One striking game occurred in the Challengers, and involved the eventual winner, Cal Nolan of St. Benildus. Here I’d like to acknowledge Kevin Burke’s post on the St. Benildus C.C. web site, which included an annotation of this game.
Here 20. Nxe5+ wins straightforwardly enough, but White played the natural 20. Nd6+, and after 20… Kh8, followed up with 21. Bxe5.
But this latter move turns out to be a mistake. Black struck with 21… Bxg2+!, and after 22. Kxg2, could have mated quickly by 22… Bg3+!. In the game, Black missed the chance and played 22… Bxe1+, which loses. Still, this was an excellent effort for the Challenger section, for players rated under 1200 (higher of FIDE and ICU).
After the continuation 20. Nd6+ Kh8 from the diagrammed position, how should White have continued? Was the win still there?
The Sligo Spring Tournament was held in Enniscrone from February 2-4, 2024.
The flyer gives testimonials from players (“the best tournament in Ireland at present”, “by far the most professional weekender I’ve been to”), and these seem no idle boasts. A video collage of this year’s event, compiled by player Vladimir Mabhena, conveys the atmosphere very well.
Chief organiser Craig DuBose was interviewed by Chessdom.com two weeks ago about his plans for the event going forward.
A full report on the Masters section has (finally) been uploaded to the Tournament pages here. Craig DuBose sent all games, in two different formats, very promptly after the event, and much additional information, so the delay is down to me. In fact, I was asked recently if I had posted a report, replied that I had, and was surprised to find out that I hadn’t.
An interesting ending occurred in the round 1 encounter between Oisín O’Cuilleanain and Sergey Beryozkin.
In the diagrammed position, chances are equal. Several moves later, the second diagrammed position was reached.
Here 65… Rg5? turns out to lead to a losing ending after 66. Rf7+ Ke6 67. Rh7 Rxb5 68. Rxh4. Here Black can of course not play 67… Rh5?? because after 68. Rxh5 gxh5 the white king is too close to the black pawns.
The right way is 65… Rg3+!. Now after 66. Kc4 Rg5 67. Rf7+ Kc8 68. Rh7, Black can play 68… Rh5, when White must force a draw, while after 66. Ke4 Rxc3 67. Rxg6 a different R+2 vs. R+1 ending is reached, and this one turns out to be drawn with best play.
Instead Black played the natural but wrong 65… g5? and was lost after 66. Rh6. The game continued 66… Rg3+ 67. Kc4 h3 68. Rh7+ Kc8 and now White blundered with the disastrous 69. d5?? (69. b6 was winning), allowing 69… Rg4+ 70. Kc5 Rh5, winning.
The event resulted in a three-way tie for first between James Naughton, Oscar Culbeaux Tello, and Oleg Gubanov. For this event, as for some other recent Irish tournaments, tie-breaks were applied even for cash prizes, and Naughton finished first, with Culbeaux Tello second and Gubanov third, with very narrow margins separating each.
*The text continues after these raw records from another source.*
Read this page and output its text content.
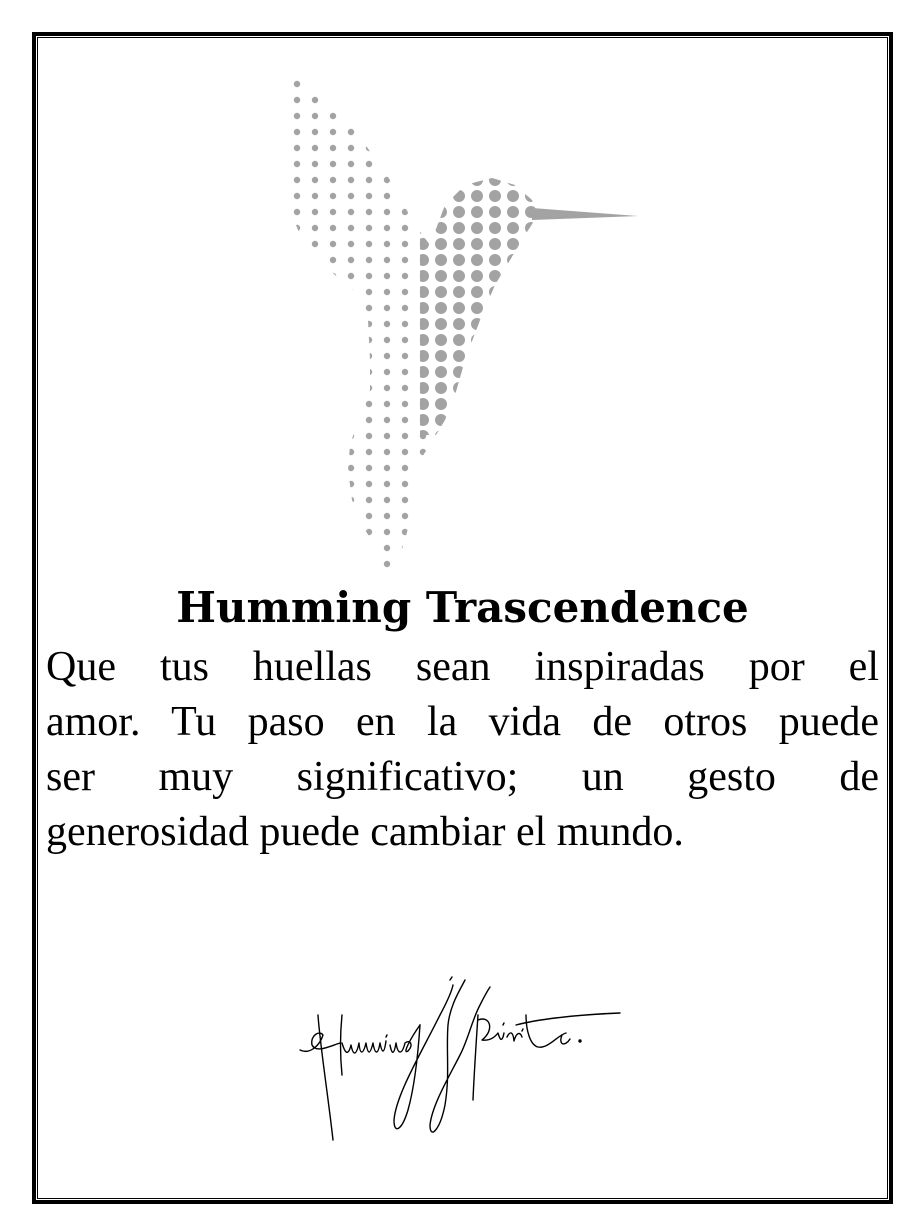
Humming Trascendence

Que tus huellas sean inspiradas por el
amor. Tu paso en la vida de otros puede
ser muy significativo; un gesto de
generosidad puede cambiar el mundo.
Congratulations to Lara Putar, who has qualified for the WFM by scoring 7/9 at the Women’s Olympiad in Budapest.
Direct WFM titles at the Women’s Olympiad require a score of at least 65% over at least 9 games, having at one point or another reached a rating of at least 1900. Lara won her fourth game in succession yesterday, reaching 6/8, and so today needed only to show up to play, regardless even of whether her opponent showed up. As it was, she won again.
(Cf. the congratulatory tweet by the ICU yesterday.)
Kevin Burke points out at the St. Benildus C.C. web site that Lara scored 6/10 at the last Women’s Olympiad, so falling ½ point short.
The Title norms page here has been updated accordingly.